Yemin etmeyerek CHP'nin de BDP ile aynı safta yer aldığı eleştirileri bulunduğunun anımsatılması üzerine de Kılıçdaroğlu, şöyle konuştu: "CHP ile BDP'nin tavrı çok farklı. Meclis'i açan CHP'dir. Genel Kurula katıldık, mücadelemizi Parlamentoda vermeyi her yerde söyledik, sokaklara çıkıp cam çerçeve indirerek, molotof atmak gibi bir düşüncemiz yok. Bizim dünyaya bakışımız hukuk, demokrasi üzerine. Biz oy veren yurttaşın hakkını savunuyoruz.
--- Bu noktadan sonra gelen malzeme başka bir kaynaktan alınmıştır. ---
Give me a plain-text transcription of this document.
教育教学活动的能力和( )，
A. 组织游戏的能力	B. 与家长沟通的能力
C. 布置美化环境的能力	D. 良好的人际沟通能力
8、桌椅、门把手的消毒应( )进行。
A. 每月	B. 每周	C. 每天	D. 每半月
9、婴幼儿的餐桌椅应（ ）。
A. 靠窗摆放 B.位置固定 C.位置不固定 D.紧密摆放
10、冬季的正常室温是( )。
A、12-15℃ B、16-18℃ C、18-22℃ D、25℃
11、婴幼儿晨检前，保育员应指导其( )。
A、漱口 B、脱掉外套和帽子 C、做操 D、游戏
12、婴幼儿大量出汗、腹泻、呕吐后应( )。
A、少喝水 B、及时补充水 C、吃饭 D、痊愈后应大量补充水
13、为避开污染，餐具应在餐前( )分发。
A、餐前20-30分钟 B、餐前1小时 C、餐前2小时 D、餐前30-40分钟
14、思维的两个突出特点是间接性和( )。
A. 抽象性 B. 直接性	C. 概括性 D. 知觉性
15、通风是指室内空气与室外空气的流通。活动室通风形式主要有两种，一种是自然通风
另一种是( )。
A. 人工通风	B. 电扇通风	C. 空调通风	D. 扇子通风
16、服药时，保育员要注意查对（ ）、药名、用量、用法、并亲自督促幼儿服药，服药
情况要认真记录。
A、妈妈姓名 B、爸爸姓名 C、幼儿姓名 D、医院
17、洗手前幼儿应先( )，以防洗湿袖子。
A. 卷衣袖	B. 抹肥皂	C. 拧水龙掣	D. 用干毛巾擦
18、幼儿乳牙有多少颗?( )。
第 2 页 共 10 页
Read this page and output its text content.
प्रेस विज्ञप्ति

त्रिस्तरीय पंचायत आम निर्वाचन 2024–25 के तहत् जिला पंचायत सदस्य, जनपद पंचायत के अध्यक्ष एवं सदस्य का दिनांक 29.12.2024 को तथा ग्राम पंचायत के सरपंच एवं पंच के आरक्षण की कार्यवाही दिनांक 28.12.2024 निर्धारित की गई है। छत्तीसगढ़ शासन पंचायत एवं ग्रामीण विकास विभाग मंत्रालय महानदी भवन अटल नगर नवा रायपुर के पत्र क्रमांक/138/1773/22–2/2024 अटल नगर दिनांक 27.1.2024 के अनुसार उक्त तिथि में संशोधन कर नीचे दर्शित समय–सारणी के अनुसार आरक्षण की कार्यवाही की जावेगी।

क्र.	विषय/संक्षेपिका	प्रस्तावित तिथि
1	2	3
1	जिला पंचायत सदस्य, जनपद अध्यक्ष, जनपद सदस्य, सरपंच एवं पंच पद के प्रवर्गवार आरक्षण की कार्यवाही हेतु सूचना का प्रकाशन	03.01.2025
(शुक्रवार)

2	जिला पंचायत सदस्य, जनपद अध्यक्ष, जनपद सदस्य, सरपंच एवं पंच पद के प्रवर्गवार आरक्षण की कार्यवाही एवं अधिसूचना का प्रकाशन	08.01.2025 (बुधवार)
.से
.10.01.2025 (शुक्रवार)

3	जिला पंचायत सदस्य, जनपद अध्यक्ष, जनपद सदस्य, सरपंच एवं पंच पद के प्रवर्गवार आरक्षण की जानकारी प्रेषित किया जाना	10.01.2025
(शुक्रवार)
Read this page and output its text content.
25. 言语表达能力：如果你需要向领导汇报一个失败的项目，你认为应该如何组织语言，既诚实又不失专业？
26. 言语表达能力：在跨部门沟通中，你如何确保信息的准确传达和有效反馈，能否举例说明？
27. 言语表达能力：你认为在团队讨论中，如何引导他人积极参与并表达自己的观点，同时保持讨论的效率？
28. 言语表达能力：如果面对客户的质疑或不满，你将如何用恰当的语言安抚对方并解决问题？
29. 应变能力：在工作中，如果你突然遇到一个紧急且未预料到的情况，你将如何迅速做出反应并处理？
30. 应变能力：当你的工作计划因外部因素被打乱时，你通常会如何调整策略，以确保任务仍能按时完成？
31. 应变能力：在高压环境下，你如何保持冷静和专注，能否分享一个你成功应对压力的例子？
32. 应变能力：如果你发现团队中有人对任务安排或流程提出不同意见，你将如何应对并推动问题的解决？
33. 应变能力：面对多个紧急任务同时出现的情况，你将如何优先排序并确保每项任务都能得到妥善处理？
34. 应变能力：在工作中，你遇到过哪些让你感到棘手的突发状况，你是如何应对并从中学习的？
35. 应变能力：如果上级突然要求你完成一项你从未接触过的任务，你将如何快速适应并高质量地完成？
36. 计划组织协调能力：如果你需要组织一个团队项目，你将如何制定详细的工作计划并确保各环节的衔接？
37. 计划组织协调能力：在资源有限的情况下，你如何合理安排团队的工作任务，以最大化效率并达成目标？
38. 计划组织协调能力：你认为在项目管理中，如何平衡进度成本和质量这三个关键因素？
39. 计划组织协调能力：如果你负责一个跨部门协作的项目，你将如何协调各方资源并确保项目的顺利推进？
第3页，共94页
Oy veren yurttaşın hakkı birlileri tarafından gasp ediliyor. BDP 'hukukun üstünlüğü' dedi diye ben söylemeyecek miyim. Meclis Genel Kuruluna geldik, Meclisin çalışmasını istiyoruz. Özgürlüğün, demokrasinin, hukukun üstünlüğünün katledildiği yerde sessiz kalırsanız, Parlamentonun saygınlığı olmaz, saygınlığını korumak istiyoruz. "

Balbay ve Haberal'ın birkaç yıl daha serbest bırakılmaması halinde de yemin edip etmeyeceklerinin sorulması üzerine Kılıçadaroğlu, "Bu seçmene, oy verene ayıp değildir. Hiçbir yurttaşımız meraklanmasın, gereğini yapacağız, bu ülkeye hukukun üstünlüğünü getireceğiz. Hiçbir yurttaşımız endişelenmesin, CHP orada var, CHP orada olacak" dedi.